The current trend to promote the lowering of standards and to sneak apps into testing the hearing of patients is, in my opinion, not how an audiologist prevents the lowering of standards of professional conduct. If there were no headset audiometer devices in the world that could test patients accurately outside a sound booth, then maybe there is a place for apps to test patients during COVID-19, but these devices do exist and have been in use for over 10 years.

“It is time to escape the sound booth. Think outside the box. But beware that you do not lower your standards.”

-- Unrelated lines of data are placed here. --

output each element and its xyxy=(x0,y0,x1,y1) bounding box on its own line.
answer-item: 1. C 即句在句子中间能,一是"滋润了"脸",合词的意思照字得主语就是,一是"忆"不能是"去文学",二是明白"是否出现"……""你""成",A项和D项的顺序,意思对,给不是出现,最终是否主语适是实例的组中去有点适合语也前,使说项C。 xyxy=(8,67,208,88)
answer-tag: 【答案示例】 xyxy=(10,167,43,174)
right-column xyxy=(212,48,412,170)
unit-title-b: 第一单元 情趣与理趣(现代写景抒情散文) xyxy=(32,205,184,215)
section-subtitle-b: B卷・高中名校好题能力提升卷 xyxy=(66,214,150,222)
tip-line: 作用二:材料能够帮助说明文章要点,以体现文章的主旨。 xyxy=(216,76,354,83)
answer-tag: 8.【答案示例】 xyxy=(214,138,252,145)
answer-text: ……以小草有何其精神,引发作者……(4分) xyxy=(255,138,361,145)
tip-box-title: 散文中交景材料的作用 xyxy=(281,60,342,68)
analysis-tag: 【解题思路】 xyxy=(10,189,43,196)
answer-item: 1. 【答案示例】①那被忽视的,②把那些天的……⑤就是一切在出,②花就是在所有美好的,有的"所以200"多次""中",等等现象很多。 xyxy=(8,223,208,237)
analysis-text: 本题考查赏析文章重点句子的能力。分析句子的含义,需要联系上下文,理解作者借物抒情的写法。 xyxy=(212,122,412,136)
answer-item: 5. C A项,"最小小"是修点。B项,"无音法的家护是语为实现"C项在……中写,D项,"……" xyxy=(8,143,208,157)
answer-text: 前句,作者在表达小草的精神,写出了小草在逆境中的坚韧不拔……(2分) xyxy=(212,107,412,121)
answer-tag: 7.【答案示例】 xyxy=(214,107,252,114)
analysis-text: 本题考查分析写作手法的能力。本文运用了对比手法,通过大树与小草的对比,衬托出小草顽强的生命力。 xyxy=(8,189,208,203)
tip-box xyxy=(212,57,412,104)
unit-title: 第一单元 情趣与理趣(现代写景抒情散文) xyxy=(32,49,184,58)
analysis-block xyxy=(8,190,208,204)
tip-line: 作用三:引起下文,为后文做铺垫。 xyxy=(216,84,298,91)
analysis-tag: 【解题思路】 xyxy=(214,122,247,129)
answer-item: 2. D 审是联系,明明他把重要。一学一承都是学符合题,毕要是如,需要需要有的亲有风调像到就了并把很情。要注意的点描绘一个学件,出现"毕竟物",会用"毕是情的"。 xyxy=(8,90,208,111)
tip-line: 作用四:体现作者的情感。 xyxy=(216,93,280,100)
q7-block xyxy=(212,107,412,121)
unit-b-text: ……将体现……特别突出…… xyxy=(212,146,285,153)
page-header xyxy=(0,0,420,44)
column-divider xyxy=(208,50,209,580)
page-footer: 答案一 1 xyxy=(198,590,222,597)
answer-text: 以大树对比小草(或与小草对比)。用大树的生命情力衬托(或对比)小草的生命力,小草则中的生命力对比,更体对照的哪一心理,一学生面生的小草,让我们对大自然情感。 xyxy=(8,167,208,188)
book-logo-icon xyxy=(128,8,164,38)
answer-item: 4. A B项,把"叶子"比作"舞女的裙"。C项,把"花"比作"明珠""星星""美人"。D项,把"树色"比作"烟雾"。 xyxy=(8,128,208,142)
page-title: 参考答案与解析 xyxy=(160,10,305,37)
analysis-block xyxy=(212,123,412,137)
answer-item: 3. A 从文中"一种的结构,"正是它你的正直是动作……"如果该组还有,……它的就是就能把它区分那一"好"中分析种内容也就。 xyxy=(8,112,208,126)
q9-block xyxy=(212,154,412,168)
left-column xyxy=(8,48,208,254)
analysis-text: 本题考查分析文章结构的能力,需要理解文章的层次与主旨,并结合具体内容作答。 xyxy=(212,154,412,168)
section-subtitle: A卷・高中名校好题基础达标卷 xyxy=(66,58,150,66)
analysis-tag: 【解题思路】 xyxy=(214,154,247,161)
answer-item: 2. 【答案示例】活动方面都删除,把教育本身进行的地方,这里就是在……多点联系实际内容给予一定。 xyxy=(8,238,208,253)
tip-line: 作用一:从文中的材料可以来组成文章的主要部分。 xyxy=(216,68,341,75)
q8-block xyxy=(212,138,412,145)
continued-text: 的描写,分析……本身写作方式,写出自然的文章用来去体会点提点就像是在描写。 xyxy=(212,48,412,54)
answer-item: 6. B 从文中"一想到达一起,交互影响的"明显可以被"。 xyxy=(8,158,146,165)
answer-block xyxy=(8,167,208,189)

Never in the history of mankind was it acceptable to decrease the quality of healthcare to promote other avenues of delivering inferior services for the sake of selling a hearing aid? I cannot believe what I read and hear on webinars on a regular basis. The standards of professional audiology services can never be lowered for the sake of COVID-19. Solve the problem, do not lower your standards. Lowering the standards is a sure bullet for audiology practice. That is why I developed the KUDUwave so that audiologists can take control of the future of audiology care and be in charge of delivering quality audiology services to even more patients. COVID-19 might be the watershed to deliver boothless in-person service, to deliver boothless tele-audiology services and to deliver booth-free home-based services.